Nun wollte ich doch Gewissheit haben, ich musste diesen Mann treffen. Also ging ich in den Flur, zog Lederjacke und Schuhe an, nahm den Regenschirm und verließ die Wohnung. Oh Mann, was würde Jolie nur zu der Geschichte sagen, wenn ich sie ihr erzählte? Zu aufgeregt und wirr waren meine Empfindungen in jenem Moment als ich die Treppen hinunter stieg, als dass ich einen klaren Gedanken fassen konnte, also beschloss ich am besten an überhaupt nichts mehr zu denken. Trotzdem hielt ich im Treppenhaus kurz inne, ich hatte das Empfinden, etwas sehr Bekanntes zu treffen. Unten angekommen öffnete ich die Tür zur Straße und spann schnell den Regenschirm auf. Als ich über die Straße ging, stellte ich überrascht fest, dass es aufgehört hatte zu regnen und der Wind nur noch ein laues warmes Lüftchen war. Mit dem geöffneten Schirm kam ich mir ziemlich dämlich vor und zog ihn zusammen. Grelle Sonnenstrahlen blendeten meine Augen und zwangen mich, sie kurz zu schließen. Der Mann war verschwunden. Es war seltsam, aber ich wunderte mich nicht, dass er fort war, sondern lediglich dass ich ihn überhaupt nicht vermisste.
Das Wetter war absolut klasse. Der strahlend blaue Himmel ließ nur vage vermuten, dass dort noch vor wenigen Minuten ein Regenschauer sondergleichen runtergekommen war. Ich muss sagen, dass ich nun sogar bezweifelte, dass es überhaupt geregnet hatte. Ich lehnte den Regenschirm an eine Hauswand, weil er mir nun lästig vorkam. Mir wurde sogar regelrecht warm, es war ein spitzenmäßiges Gefühl. Also tat ich, was ich immer in solchen Momenten tat, ich schloss die Augen, öffnete beide Hände und legte meinen Kopf in den Nacken, um den Sinnesrausch voll aufzunehmen. Ich war hellwach und trotzdem absolut entspannt.
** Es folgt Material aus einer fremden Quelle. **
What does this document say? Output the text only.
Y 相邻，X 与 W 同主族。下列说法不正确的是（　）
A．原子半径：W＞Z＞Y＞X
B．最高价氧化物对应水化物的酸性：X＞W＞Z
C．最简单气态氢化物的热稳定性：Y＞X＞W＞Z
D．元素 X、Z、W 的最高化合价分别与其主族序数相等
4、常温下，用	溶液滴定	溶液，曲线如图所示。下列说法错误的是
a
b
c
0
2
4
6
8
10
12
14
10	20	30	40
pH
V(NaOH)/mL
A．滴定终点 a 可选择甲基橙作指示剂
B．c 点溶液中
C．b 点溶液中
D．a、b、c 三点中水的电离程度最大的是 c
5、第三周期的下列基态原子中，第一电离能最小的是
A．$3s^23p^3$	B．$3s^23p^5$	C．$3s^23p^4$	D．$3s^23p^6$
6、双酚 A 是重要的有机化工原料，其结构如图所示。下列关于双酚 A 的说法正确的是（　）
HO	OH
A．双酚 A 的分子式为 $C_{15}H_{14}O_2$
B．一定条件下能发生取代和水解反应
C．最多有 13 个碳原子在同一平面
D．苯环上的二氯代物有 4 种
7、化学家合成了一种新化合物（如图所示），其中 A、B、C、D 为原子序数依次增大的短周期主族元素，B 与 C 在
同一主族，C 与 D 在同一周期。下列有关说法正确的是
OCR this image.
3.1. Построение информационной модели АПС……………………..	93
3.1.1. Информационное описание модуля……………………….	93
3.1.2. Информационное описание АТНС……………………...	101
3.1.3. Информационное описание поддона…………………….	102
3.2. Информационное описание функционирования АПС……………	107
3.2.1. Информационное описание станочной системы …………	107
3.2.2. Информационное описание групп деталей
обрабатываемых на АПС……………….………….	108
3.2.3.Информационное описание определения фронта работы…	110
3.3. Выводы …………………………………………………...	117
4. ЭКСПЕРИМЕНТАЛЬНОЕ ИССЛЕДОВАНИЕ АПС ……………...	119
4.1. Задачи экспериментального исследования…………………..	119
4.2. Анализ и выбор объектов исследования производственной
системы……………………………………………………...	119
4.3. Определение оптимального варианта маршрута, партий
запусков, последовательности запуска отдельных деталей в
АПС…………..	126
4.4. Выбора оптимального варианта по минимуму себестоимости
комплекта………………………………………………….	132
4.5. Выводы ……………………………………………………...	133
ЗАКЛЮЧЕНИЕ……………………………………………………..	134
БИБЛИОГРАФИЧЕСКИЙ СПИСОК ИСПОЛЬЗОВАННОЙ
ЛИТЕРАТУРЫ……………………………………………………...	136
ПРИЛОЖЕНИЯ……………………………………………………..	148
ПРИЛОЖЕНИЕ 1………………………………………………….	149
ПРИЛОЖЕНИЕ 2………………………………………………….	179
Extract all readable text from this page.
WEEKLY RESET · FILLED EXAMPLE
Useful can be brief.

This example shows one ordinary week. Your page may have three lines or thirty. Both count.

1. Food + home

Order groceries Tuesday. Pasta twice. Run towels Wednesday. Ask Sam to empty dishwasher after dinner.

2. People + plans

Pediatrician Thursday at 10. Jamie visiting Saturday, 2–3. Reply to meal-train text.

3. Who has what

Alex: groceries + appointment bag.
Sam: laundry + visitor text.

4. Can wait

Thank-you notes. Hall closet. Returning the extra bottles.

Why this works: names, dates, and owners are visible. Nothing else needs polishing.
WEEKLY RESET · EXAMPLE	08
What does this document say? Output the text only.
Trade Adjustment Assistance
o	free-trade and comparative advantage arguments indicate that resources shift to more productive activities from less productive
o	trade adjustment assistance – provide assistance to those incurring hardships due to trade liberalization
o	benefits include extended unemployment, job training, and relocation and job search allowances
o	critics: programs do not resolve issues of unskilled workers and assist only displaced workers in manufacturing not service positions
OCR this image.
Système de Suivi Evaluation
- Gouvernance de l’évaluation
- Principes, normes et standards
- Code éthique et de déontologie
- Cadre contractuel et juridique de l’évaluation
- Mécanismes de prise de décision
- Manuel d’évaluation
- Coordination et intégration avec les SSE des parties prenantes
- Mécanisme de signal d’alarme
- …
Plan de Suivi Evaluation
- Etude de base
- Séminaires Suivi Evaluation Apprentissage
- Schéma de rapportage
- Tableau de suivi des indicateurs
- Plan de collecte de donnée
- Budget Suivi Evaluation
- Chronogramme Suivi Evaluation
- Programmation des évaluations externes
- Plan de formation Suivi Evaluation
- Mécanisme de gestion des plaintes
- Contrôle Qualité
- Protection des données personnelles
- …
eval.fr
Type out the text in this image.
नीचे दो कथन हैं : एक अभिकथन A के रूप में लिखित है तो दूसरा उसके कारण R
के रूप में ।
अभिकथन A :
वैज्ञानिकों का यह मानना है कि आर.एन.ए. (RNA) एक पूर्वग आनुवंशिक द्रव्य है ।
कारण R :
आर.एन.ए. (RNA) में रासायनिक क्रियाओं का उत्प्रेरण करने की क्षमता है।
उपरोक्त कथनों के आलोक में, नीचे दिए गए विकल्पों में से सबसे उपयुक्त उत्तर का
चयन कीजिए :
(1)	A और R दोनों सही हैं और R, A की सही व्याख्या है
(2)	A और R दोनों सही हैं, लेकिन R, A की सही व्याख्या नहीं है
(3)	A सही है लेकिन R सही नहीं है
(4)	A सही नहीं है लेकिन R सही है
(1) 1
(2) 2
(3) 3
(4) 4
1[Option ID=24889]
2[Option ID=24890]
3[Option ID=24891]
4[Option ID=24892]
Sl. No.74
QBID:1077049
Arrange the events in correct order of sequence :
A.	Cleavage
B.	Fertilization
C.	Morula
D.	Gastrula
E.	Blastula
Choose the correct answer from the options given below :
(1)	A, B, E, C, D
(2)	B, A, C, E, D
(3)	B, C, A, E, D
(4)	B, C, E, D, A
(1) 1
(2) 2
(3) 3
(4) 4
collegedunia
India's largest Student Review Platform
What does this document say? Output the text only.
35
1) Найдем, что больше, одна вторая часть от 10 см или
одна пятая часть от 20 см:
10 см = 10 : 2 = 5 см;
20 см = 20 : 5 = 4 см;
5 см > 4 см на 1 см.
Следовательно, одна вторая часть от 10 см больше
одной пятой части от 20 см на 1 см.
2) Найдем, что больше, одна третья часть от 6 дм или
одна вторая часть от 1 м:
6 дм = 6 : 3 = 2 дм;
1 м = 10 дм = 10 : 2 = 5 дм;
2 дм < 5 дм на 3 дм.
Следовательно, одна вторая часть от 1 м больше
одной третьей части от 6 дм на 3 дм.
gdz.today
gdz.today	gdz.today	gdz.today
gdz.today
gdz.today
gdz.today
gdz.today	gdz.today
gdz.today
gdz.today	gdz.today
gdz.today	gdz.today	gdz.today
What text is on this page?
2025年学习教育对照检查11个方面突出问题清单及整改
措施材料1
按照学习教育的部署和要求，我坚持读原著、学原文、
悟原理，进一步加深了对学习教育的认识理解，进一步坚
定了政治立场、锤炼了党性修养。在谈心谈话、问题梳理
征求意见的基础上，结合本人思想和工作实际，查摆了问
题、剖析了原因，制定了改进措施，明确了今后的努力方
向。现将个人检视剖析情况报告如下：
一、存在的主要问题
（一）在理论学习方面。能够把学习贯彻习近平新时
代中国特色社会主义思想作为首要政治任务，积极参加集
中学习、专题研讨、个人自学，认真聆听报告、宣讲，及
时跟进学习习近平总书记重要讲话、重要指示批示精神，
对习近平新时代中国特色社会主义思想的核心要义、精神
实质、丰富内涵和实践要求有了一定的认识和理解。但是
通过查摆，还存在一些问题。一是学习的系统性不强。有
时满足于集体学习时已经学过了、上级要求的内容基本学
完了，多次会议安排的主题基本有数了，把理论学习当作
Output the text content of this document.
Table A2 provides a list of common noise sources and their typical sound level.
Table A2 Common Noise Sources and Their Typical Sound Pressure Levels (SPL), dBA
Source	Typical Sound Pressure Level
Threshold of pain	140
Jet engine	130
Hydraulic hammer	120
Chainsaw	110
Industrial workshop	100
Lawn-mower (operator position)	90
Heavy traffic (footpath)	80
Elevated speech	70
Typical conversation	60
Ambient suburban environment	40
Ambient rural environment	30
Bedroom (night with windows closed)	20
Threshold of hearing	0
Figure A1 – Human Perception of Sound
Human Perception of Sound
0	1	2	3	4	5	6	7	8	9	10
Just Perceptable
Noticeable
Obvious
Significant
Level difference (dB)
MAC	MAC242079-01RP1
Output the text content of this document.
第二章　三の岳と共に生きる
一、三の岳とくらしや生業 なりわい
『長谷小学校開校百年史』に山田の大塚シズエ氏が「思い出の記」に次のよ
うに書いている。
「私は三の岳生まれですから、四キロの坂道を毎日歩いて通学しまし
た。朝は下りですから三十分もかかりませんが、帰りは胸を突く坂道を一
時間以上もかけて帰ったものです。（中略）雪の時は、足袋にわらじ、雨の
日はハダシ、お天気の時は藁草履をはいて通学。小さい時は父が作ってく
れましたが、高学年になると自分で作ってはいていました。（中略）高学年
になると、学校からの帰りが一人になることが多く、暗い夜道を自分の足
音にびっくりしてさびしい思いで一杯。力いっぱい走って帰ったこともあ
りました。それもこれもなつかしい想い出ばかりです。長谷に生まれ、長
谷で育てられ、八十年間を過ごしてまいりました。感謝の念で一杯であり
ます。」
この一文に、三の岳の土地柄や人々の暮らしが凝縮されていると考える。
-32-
Dann schaute ich hinauf zu meiner Wohnung und ich weiß nicht wieso, aber ich musste irgendwie lächeln über meinen grandiosen Irrtum mit dem Regen. In diesem Moment sah ich eine Person im Wohnzimmerfenster. War es Jolie, war sie schon früher nach Hause gekommen? Ich legte meine Hand an die Stirn, um meine Augen vor der Sonne zu schützen. Nein, für Jolie war die Person zu groß, es musste ein Mann sein. Ich lächelte weiter, diesmal aber eher ungläubig über das, was ich dort sah. Irgendwie erinnerte mich die Statur des Mannes an mich selbst. Das konnte natürlich nicht sein, aber wer war diese Person in meiner Wohnung? Nun wollte ich doch Gewissheit haben, ich musste diesen Mann treffen.
Langsam überquerte ich die Straße und blickte noch einmal kurz nach oben. Der Mann aus dem Fenster war verschwunden. Ich öffnete die Haustür und ging in den Flur. Als ich die Treppen zu meiner Wohnung nach oben ging, hatte ich plötzlich das Gefühl etwas sehr Vertrautes zu erleben. Ich blieb kurz stehen und blickte mich um. Alles war hier vertraut, aber etwas war anders als vorher. Es war ein wirklich zufriedenes und selbstsicheres Gefühl.
Der Tag fängt ja ganz gut an, dachte ich. Beim Öffnen der Haustür kam mir ein seltsames prasselndes Geräusch aus der Wohnung entgegen. Neugierig ging ich hinein, um zu schauen, was los war. Es war wieder so dunkel wie zuvor, so dass ich das Licht anschalten musste. Ich schaute zum Fenster und erkannte die Ursache des Geräusches. Vom Wind angestachelte Regentropfen peitschten gegen meine Scheiben. Der Himmel war mit großen dunklen Wolken verhangen und ließ die Sonne nicht passieren. Ich ging zum Fenster, die Menschen rannten umher und suchten Schutz vor dem Nass. Es war, als ob jemand die Brause einer Riesendusche über die Leute hielt. Irgendwas kitzelte mich im Genick und als ich nachfühlte, erkannte ich, dass mein Körper und meine Kleidung völlig durchnässt waren. Das Regenwasser floss buchstäblich an mir herunter und hatte sogar eine kleine Pfütze auf dem Parkett gebildet.